Long-term solution stalled by cost
Davis and Sen. Manka Dhingra, D-Redmond, introduced legislation last session that would stabilize victim services funding by requiring the state treasurer to deposit funds into a new victim services account each year, modeled on a similar law in Maryland. The bill drew broad support from law enforcement associations, prosecutors, and service providers — but did not advance, largely because of its cost. Nonpartisan legislative staff estimated the measure would require approximately $155 million to stabilize funding through 2031.
The legislation remains alive this session, but Dhingra said she is not optimistic about its prospects given the state’s fiscal constraints. “So I will be fighting to make sure that we can at least provide the minimum that our organizations need, and that’s the $21.5 million,” Dhingra said.
The governor’s office has encouraged service providers to pursue federal remedies. “We trust people with concerns are reaching out to their federal representatives to urge the restoration of this federal funding,” Aho wrote.

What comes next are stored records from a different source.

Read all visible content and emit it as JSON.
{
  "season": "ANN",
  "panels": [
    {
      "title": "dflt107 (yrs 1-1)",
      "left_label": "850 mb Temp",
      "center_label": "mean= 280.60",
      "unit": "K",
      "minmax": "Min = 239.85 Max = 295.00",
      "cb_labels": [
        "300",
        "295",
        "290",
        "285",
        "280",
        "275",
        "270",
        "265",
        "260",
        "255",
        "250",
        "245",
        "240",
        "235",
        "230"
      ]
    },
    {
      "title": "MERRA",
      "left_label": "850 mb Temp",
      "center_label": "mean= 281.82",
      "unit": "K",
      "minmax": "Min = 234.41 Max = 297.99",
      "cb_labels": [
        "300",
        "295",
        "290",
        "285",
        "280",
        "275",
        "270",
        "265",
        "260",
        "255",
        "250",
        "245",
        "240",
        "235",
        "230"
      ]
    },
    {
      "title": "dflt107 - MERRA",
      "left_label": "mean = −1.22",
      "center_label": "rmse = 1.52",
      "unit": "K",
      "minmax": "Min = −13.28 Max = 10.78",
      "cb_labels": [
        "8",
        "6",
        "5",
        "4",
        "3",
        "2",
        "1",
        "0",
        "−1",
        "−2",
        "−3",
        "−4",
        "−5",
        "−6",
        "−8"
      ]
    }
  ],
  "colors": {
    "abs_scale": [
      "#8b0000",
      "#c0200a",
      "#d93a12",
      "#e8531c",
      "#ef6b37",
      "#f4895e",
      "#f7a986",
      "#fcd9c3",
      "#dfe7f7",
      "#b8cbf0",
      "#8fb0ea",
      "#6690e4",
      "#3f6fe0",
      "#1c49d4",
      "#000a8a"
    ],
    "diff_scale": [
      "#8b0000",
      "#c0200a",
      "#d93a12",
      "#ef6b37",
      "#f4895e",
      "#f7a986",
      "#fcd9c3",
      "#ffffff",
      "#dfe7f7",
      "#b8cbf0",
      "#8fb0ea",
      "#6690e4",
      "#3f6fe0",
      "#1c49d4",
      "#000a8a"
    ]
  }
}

Federal efforts have produced limited relief. A 2021 law known as the “VOCA Fix” added a new revenue source — proceeds from deferred prosecution agreements and pretrial deals the Justice Department increasingly uses for white-collar crimes — but was not sufficient to restore lost funding. A separate VOCA stabilization bill introduced in 2025 with bipartisan support would, if passed, provide a funding boost only through 2029.
Some organizations have also begun limiting their dependence on federal grants after the Trump administration attempted to restrict federal domestic violence prevention dollars from being used to serve undocumented immigrants and LGBTQ victims. A series of lawsuits has blocked those restrictions from taking effect, at least for now, according to The 19th News. YWCA Yakima — which serves an agricultural region with a majority Hispanic population and high rates of domestic violence — declined to apply for a federal Violence Against Women Act award it had previously received, citing those restrictions.
“We’ve chosen to serve our community and not accept that money,” said Cheri Kilty, CEO of YWCA Yakima. “We’re not going to turn anybody away because of their immigration status or however they self-identify.”
As budget negotiations continue in Olympia, service providers said the network’s interlocking nature means funding cuts to any one component reverberate through the rest.
“That whole crime victim services network is so interconnected. When you take away one, it’s not like anybody else is going to take it over,” said Paula Reed, executive director of Children’s Advocacy Centers of Washington. “At some point, there’s a breaking point. And I think that is where we are.”